Die Preise für die Zimmer sind regelrecht explodiert - viele Teilnehmer aus ärmeren Ländern können sich das gar nicht mehr leisten. Dabei sollte die heurige Weltklimakonferenz nicht nur wegen der Nähe zum Amazonas-Regenwald, sondern auch durch die Einbindung der einfachen Leute herausstechen.

Die zweiwöchige Weltklimakonferenz COP30 startet am 10. November. Bis jetzt haben aber erst etwa 70 der 198 Teilnehmerstaaten fix Zimmer reserviert. "Das ist bei den anderen COPs nie vorgekommen", sagt Marcio Astrini von der brasilianischen Organisation Observatório do Clima. "Normalerweise haben drei Monate vorher alle irgendeine Unterkunft."

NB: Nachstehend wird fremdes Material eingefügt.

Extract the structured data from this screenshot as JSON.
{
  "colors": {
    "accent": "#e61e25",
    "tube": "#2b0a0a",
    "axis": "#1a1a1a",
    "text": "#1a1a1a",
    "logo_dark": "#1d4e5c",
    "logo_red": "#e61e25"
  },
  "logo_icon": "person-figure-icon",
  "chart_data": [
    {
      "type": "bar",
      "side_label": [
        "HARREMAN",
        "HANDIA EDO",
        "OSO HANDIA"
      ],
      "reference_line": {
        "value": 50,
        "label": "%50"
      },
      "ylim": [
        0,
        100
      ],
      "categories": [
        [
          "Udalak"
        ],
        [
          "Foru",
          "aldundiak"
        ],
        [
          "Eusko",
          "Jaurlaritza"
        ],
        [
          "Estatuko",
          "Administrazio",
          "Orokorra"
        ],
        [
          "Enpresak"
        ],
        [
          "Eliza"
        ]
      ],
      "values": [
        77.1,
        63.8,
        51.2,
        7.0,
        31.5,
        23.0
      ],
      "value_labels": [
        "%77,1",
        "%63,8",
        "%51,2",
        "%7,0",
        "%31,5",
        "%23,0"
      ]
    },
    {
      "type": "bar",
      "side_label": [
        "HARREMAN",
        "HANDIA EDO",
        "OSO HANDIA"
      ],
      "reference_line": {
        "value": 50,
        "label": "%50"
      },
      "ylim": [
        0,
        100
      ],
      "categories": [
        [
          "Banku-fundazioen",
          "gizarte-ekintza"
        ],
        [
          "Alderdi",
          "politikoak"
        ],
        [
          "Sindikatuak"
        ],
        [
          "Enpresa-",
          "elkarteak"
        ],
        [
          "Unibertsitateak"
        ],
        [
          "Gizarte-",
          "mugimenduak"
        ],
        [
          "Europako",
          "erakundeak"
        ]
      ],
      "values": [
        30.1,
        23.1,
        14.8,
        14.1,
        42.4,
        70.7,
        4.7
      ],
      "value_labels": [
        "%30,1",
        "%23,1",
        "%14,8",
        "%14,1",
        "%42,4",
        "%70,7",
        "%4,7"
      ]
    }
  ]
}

Schon im Juli haben mehrere Länder sogar gefordert, den Ort der Konferenz zu verlegen - ohne Erfolg. Brasiliens Präsident Luiz Inácio Lula da Silva will nämlich bewusst zeigen, dass die Klimaverhandlungen direkt beim größten tropischen Regenwald der Welt stattfinden. Warnungen vor Problemen bei der Unterbringung hat er im Februar abgetan: Die Delegierten könnten "unter den Sternen schlafen".

Belém, die Hauptstadt vom Amazonas-Bundesstaat Pará, hat aber nicht einmal für die eigenen Bewohner genügend gescheite Unterkünfte. In keiner anderen brasilianischen Regionalhauptstadt wohnt ein so großer Teil der Bevölkerung in Armenvierteln, den sogenannten Favelas: In Belém sind es 57 Prozent der 1,4 Millionen Einwohner.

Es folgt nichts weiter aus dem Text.